The sooner, the better.

Friday, January 11, 2013

We Can't All Be Great

I am not great. But I generally know when someone or something else is great, and appreciate what they do or reveal.

We can't all be great. If everyone was great, then nothing would be great.

I do think though, that sometimes non-great people can do great things. Acts of heroism are an example.

Historic greatness however is being able to do something or reveal something that had not be seen or revealed previously.

Monks of Greed

Dostoevsky described gamblers as the monks of greed. In Muggeridge's words. Singularly focused on getting money. Gambling as the "reductio ad absurdum" of money. Just to get it, and lose it on the next turn. To acquire riches by chance, and then lose them as suddenly and unaccountably.
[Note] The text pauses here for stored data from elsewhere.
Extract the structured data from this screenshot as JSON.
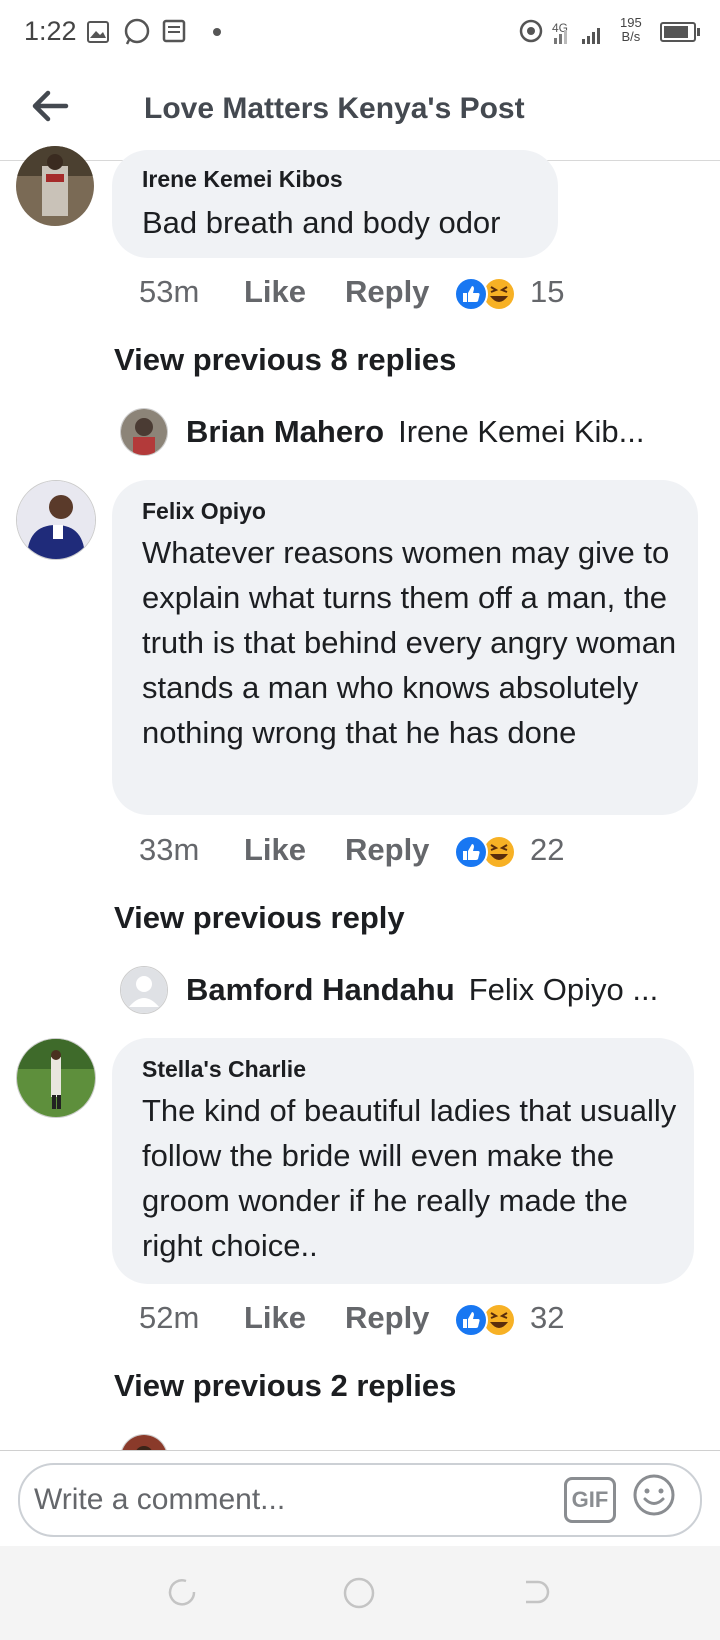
{
  "status_bar": {
    "time": "1:22",
    "network_type": "4G",
    "speed_value": "195",
    "speed_unit": "B/s"
  },
  "header": {
    "title": "Love Matters Kenya's Post"
  },
  "comments": [
    {
      "name": "Irene Kemei Kibos",
      "text": "Bad breath and body odor",
      "time": "53m",
      "like": "Like",
      "reply": "Reply",
      "reaction_count": "15",
      "view_previous": "View previous 8 replies",
      "reply_preview_name": "Brian Mahero",
      "reply_preview_text": "Irene Kemei Kib..."
    },
    {
      "name": "Felix Opiyo",
      "text": "Whatever reasons women may give to explain what turns them off a man, the truth is that behind every angry woman stands a man who knows absolutely nothing wrong that he has done",
      "time": "33m",
      "like": "Like",
      "reply": "Reply",
      "reaction_count": "22",
      "view_previous": "View previous reply",
      "reply_preview_name": "Bamford Handahu",
      "reply_preview_text": "Felix Opiyo ..."
    },
    {
      "name": "Stella's Charlie",
      "text": "The kind of beautiful ladies that usually follow the bride will even make the groom wonder if he really made the right choice..",
      "time": "52m",
      "like": "Like",
      "reply": "Reply",
      "reaction_count": "32",
      "view_previous": "View previous 2 replies"
    }
  ],
  "composer": {
    "placeholder": "Write a comment...",
    "gif_label": "GIF"
  },
  "colors": {
    "bubble": "#f0f2f5",
    "like_blue": "#1877f2",
    "haha_yellow": "#f7b125",
    "meta_gray": "#65676b"
  }
}
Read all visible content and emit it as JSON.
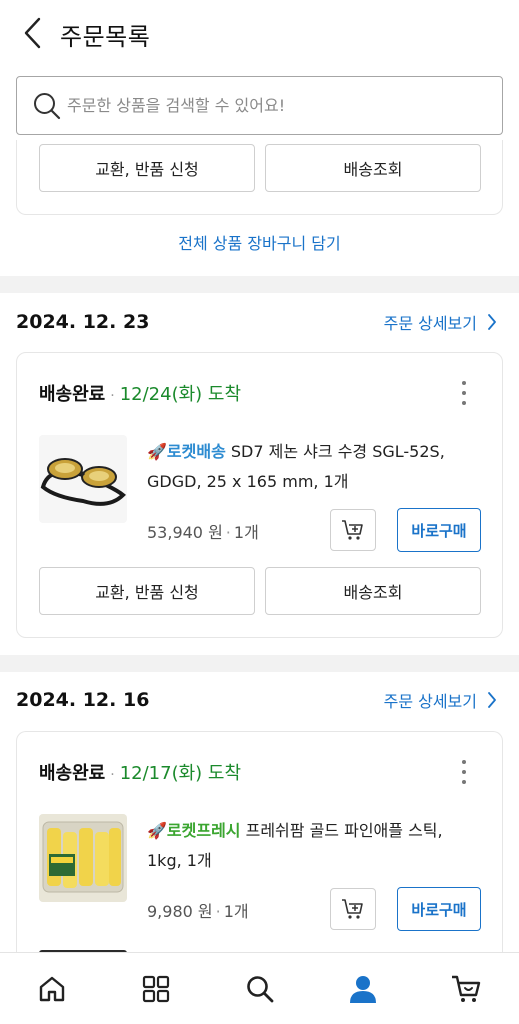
{
  "header": {
    "title": "주문목록",
    "back_icon": "chevron-left-icon"
  },
  "search": {
    "placeholder": "주문한 상품을 검색할 수 있어요!"
  },
  "prev_card": {
    "exchange_label": "교환, 반품 신청",
    "tracking_label": "배송조회"
  },
  "add_all_to_cart": "전체 상품 장바구니 담기",
  "orders": [
    {
      "date": "2024. 12. 23",
      "detail_link": "주문 상세보기",
      "status": "배송완료",
      "arrival": "12/24(화) 도착",
      "product": {
        "badge": "로켓배송",
        "name": " SD7 제논 샤크 수경 SGL-52S, GDGD, 25 x 165 mm, 1개",
        "price": "53,940 원",
        "qty": "1개"
      },
      "buy_label": "바로구매",
      "exchange_label": "교환, 반품 신청",
      "tracking_label": "배송조회"
    },
    {
      "date": "2024. 12. 16",
      "detail_link": "주문 상세보기",
      "status": "배송완료",
      "arrival": "12/17(화) 도착",
      "product": {
        "badge": "로켓프레시",
        "name": " 프레쉬팜 골드 파인애플 스틱, 1kg, 1개",
        "price": "9,980 원",
        "qty": "1개"
      },
      "buy_label": "바로구매"
    }
  ],
  "colors": {
    "accent": "#1a73c9",
    "arrival_green": "#1b8a2c",
    "rocket_blue": "#2c8bd1",
    "rocket_green": "#3aa52f",
    "active_nav": "#1a73c9"
  },
  "bottom_nav": {
    "items": [
      "home-icon",
      "category-grid-icon",
      "search-icon",
      "my-account-icon",
      "cart-icon"
    ],
    "active": "my-account-icon"
  }
}
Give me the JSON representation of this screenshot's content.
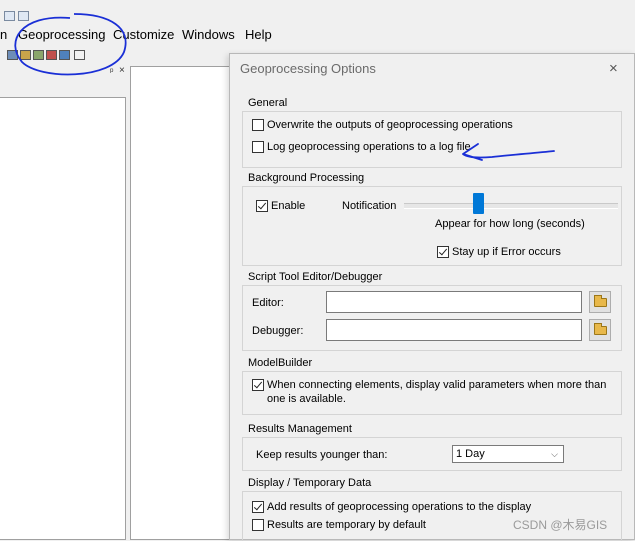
{
  "menubar": {
    "items": [
      "n",
      "Geoprocessing",
      "Customize",
      "Windows",
      "Help"
    ]
  },
  "panel": {
    "pin": "ᵖ",
    "close": "×"
  },
  "dialog": {
    "title": "Geoprocessing Options",
    "close_glyph": "×",
    "general": {
      "title": "General",
      "overwrite": {
        "label": "Overwrite the outputs of geoprocessing operations",
        "checked": false
      },
      "log": {
        "label": "Log geoprocessing operations to a log file",
        "checked": false
      }
    },
    "background": {
      "title": "Background Processing",
      "enable": {
        "label": "Enable",
        "checked": true
      },
      "notification_label": "Notification",
      "slider_caption": "Appear for how long (seconds)",
      "slider_level": 0.35,
      "stay_up": {
        "label": "Stay up if Error occurs",
        "checked": true
      }
    },
    "script_tool": {
      "title": "Script Tool Editor/Debugger",
      "editor_label": "Editor:",
      "editor_value": "",
      "debugger_label": "Debugger:",
      "debugger_value": ""
    },
    "modelbuilder": {
      "title": "ModelBuilder",
      "valid_params": {
        "label": "When connecting elements, display valid parameters when more than one is available.",
        "checked": true
      }
    },
    "results": {
      "title": "Results Management",
      "keep_label": "Keep results younger than:",
      "keep_value": "1 Day"
    },
    "display": {
      "title": "Display / Temporary Data",
      "add_results": {
        "label": "Add results of geoprocessing operations to the display",
        "checked": true
      },
      "temporary": {
        "label": "Results are temporary by default",
        "checked": false
      }
    }
  },
  "watermark": "CSDN @木易GIS",
  "colors": {
    "annotation": "#1a2fd6",
    "slider_thumb": "#0078d7"
  },
  "icons": [
    "folder-icon",
    "close-icon",
    "pin-icon",
    "chevron-down-icon"
  ]
}
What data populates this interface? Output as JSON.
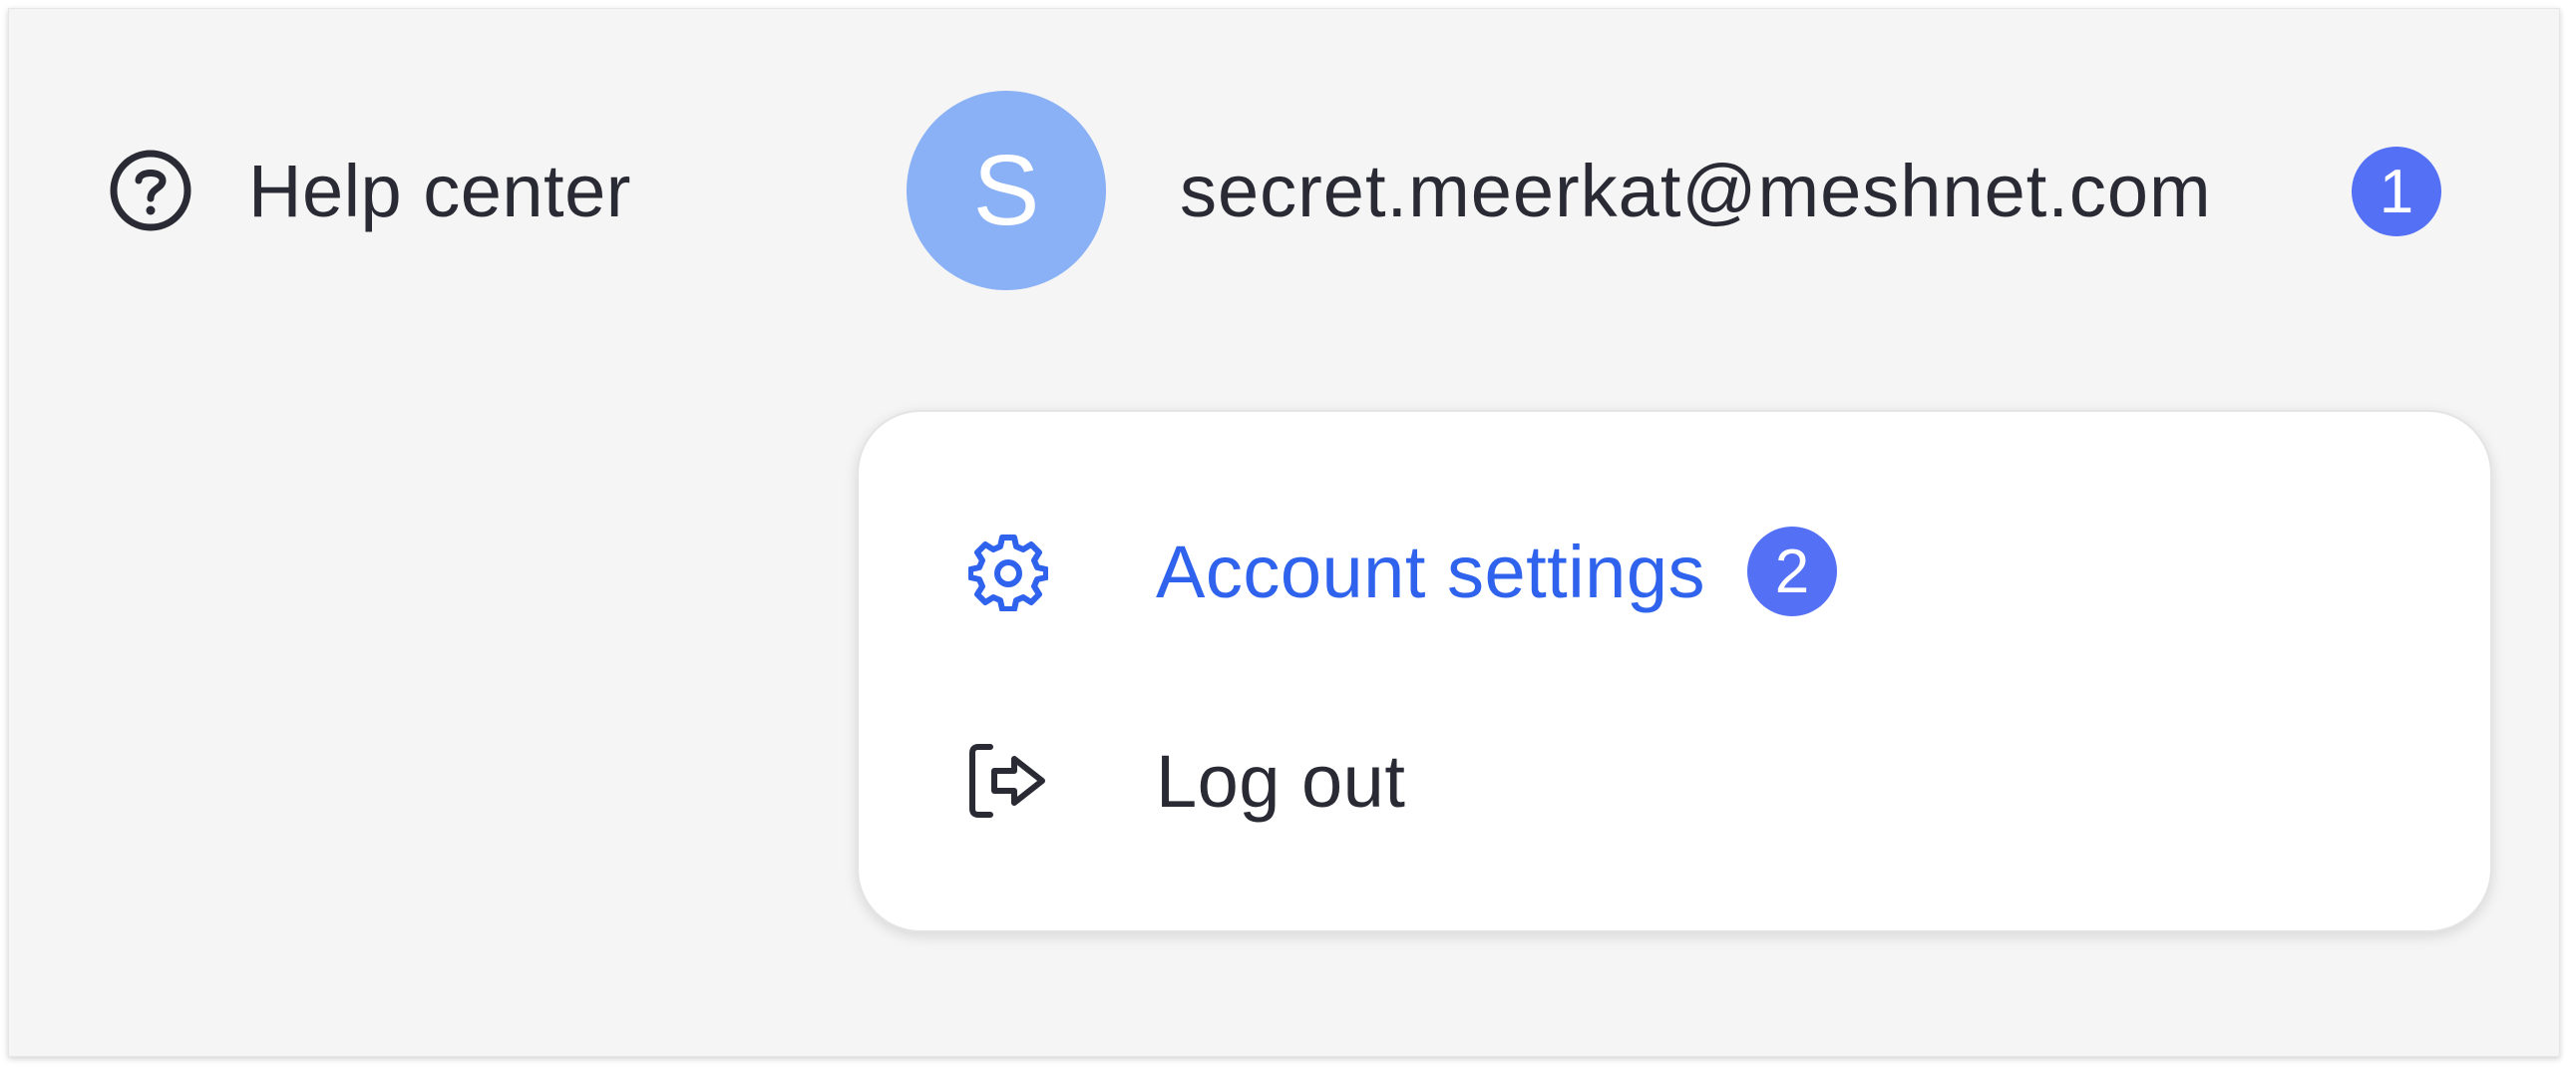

I suspect that phenomenon has only increased to our present time and manifests itself in more ways now.

Going Against The Grain

It is hard to put the kabosh on something when it is working well for you.

As the market rises, you begin rationalizing that all those winners are worth a lot more than where they are and the market is only now waking up to that fact.

By nature I am a contrarian, but I have learned greater patience in letting my winners run (need to work on cutting my losers loose). This has not necessarily been to my benefit as, although the markets have been positively trending since the low, I would have been better off at times looking to trade in and out of positions more actively.

Still, even though the trend is positive and I think we are moving away from the edge, I reduced my exposure to those names that have significantly outperformed and raised a little cash to provide cognitive support should the market trade back down and a little extra powder should any conviction opportunities present themselves.

I didn't feel like selling, but overruled my emotive state. I've seen a colleague do that before and thought he did a good job of it. It is kind of, "the markets have had a great run, I don't see anything that should lead me to sell per se, but I know things don't move in a straight line and it seems prudent to book a little profit ahead of the game."

Tuesday, January 8, 2013

Sadness

Deep sadness over the passing of Mary Feagin-Phillips.

She was a beacon of light, showing us how to live.